Velocity Reviews > Newsgroups > Programming > ASP .Net > Problem with login code

Reply
Thread Tools

Problem with login code

 
 
=?Utf-8?B?SnVzdGlu?=
Guest
Posts: n/a
 
      09-14-2004
I am tring to create a very simple login page that asks for an email address
and password and compares the password entered to the password in the
accounts table to authenticate the user. I get the following error when
trying use executereader():

System.Data.SqlClient.SqlException: The column prefix 'asmussen@cableone'
does not match with a table name or alias name used in the query.

string mySelectQuery = "SELECT AccountID, Email, Password FROM Accounts
WHERE Email = " + Email.Text;

System.Data.SqlClient.SqlCommand myCommand = new
System.Data.SqlClient.SqlCommand(mySelectQuery, sqlConnection1);

sqlConnection1.Open();
myReader = myCommand.ExecuteReader();

if (Password.Text == myReader["Password"])
{
Session["Login"] = myReader["Email"];
Session["AccountID"] = myReader["AccountID"];
}
else
{
lblStatus.Text = "Login Failed";
}

myReader.Close();
sqlConnection1.Close();

Any ideas?
Thanks, Justin.
 
Reply With Quote
 
 
 
 
Steve C. Orr [MVP, MCSD]
Guest
Posts: n/a
 
      09-14-2004
Quotes need to go around the string parameter in your query.
So your first line needs to look like this:
string mySelectQuery = "SELECT AccountID, Email, Password FROM Accounts
WHERE Email = '" + Email.Text +"'";

--
I hope this helps,
Steve C. Orr, MCSD, MVP
http://Steve.Orr.net




"Justin" <(E-Mail Removed)> wrote in message
news:(E-Mail Removed)...
>I am tring to create a very simple login page that asks for an email
>address
> and password and compares the password entered to the password in the
> accounts table to authenticate the user.

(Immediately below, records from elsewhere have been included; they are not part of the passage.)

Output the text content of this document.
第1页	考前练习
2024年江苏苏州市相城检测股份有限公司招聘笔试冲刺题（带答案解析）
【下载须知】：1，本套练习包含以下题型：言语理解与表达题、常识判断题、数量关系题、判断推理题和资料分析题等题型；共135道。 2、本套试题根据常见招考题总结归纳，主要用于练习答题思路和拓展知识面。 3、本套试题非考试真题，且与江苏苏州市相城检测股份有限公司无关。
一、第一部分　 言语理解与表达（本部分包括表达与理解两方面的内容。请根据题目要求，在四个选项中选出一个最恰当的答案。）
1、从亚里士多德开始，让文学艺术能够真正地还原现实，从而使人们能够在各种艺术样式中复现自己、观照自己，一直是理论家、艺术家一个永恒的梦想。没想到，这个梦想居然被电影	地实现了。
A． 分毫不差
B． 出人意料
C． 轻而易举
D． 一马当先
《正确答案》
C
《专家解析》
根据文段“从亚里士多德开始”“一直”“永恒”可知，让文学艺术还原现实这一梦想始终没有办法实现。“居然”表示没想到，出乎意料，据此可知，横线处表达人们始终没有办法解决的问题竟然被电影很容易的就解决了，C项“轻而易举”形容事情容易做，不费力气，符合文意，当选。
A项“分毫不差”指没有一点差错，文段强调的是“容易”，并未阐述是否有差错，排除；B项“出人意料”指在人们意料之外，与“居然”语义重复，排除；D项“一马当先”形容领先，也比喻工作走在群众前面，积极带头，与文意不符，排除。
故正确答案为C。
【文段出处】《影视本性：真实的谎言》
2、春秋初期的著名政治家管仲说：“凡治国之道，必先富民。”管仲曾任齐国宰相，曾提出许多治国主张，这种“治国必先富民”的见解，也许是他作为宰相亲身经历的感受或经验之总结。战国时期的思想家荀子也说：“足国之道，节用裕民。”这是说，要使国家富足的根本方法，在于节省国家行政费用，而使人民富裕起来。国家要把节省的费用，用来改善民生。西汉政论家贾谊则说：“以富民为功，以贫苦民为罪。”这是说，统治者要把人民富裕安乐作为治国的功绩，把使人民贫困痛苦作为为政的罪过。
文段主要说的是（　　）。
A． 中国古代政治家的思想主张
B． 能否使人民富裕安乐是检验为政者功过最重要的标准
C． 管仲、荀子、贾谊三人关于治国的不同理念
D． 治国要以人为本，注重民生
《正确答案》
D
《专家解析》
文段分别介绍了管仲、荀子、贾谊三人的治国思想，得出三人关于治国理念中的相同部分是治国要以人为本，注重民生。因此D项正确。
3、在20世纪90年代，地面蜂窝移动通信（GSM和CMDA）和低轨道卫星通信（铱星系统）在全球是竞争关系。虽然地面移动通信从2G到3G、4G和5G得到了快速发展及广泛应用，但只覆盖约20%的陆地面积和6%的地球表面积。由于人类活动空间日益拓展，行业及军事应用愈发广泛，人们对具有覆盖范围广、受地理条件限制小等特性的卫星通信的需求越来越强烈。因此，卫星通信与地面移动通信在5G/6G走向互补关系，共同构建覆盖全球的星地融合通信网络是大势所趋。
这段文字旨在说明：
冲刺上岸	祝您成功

I get the following error when
> trying use executereader():
>
> System.Data.SqlClient.SqlException: The column prefix 'asmussen@cableone'
> does not match with a table name or alias name used in the query.
>
> string mySelectQuery = "SELECT AccountID, Email, Password FROM Accounts
> WHERE Email = " + Email.Text;
>
> System.Data.SqlClient.SqlCommand myCommand = new
> System.Data.SqlClient.SqlCommand(mySelectQuery, sqlConnection1);
>
> sqlConnection1.Open();
> myReader = myCommand.ExecuteReader();
>
> if (Password.Text == myReader["Password"])
> {
> Session["Login"] = myReader["Email"];
> Session["AccountID"] = myReader["AccountID"];
> }
> else
> {
> lblStatus.Text = "Login Failed";
> }
>
> myReader.Close();
> sqlConnection1.Close();
>
> Any ideas?
> Thanks, Justin.



 
Reply With Quote
 
 
 
 
Mark Fitzpatrick
Guest
Posts: n/a
 
      09-14-2004
Justin,
You may want to look into adding parameters to your query (check out
the SqlParameter object). When you create a string on the fly for a query
and pass it to a command object it's probably suject to a SQL Injection
Attack, which means a moderately skilled hacker could get all the user
accounts by adding some carefully crafted SQL statements into your Email
textbox and have them displayed for him right from your system.

Hope this helps,
Mark Fitzpatrick
Microsoft MVP - FrontPage

"Justin" <(E-Mail Removed)> wrote in message
news:(E-Mail Removed)...
>I am tring to create a very simple login page that asks for an email
>address
> and password and compares the password entered to the password in the
> accounts table to authenticate the user. I get the following error when
> trying use executereader():
>
> System.Data.SqlClient.SqlException: The column prefix 'asmussen@cableone'
> does not match with a table name or alias name used in the query.
>
> string mySelectQuery = "SELECT AccountID, Email, Password FROM Accounts
> WHERE Email = " + Email.Text;
>
> System.Data.SqlClient.SqlCommand myCommand = new
> System.Data.SqlClient.SqlCommand(mySelectQuery, sqlConnection1);
>
> sqlConnection1.Open();
> myReader = myCommand.ExecuteReader();
>
> if (Password.Text == myReader["Password"])
> {
> Session["Login"] = myReader["Email"];
> Session["AccountID"] = myReader["AccountID"];
> }
> else
> {
> lblStatus.Text = "Login Failed";
> }
>
> myReader.Close();
> sqlConnection1.Close();
>
> Any ideas?
> Thanks, Justin.



 
Reply With Quote
 
=?Utf-8?B?SnVzdGlu?=
Guest
Posts: n/a
 
      09-15-2004
Thanks for the help guys. I put quotes around the variable but the results
remian the same. Why is the last part of the email get chopped off (should be
http://www.velocityreviews.com/forums/(E-Mail Removed) not asmussen@cableone)?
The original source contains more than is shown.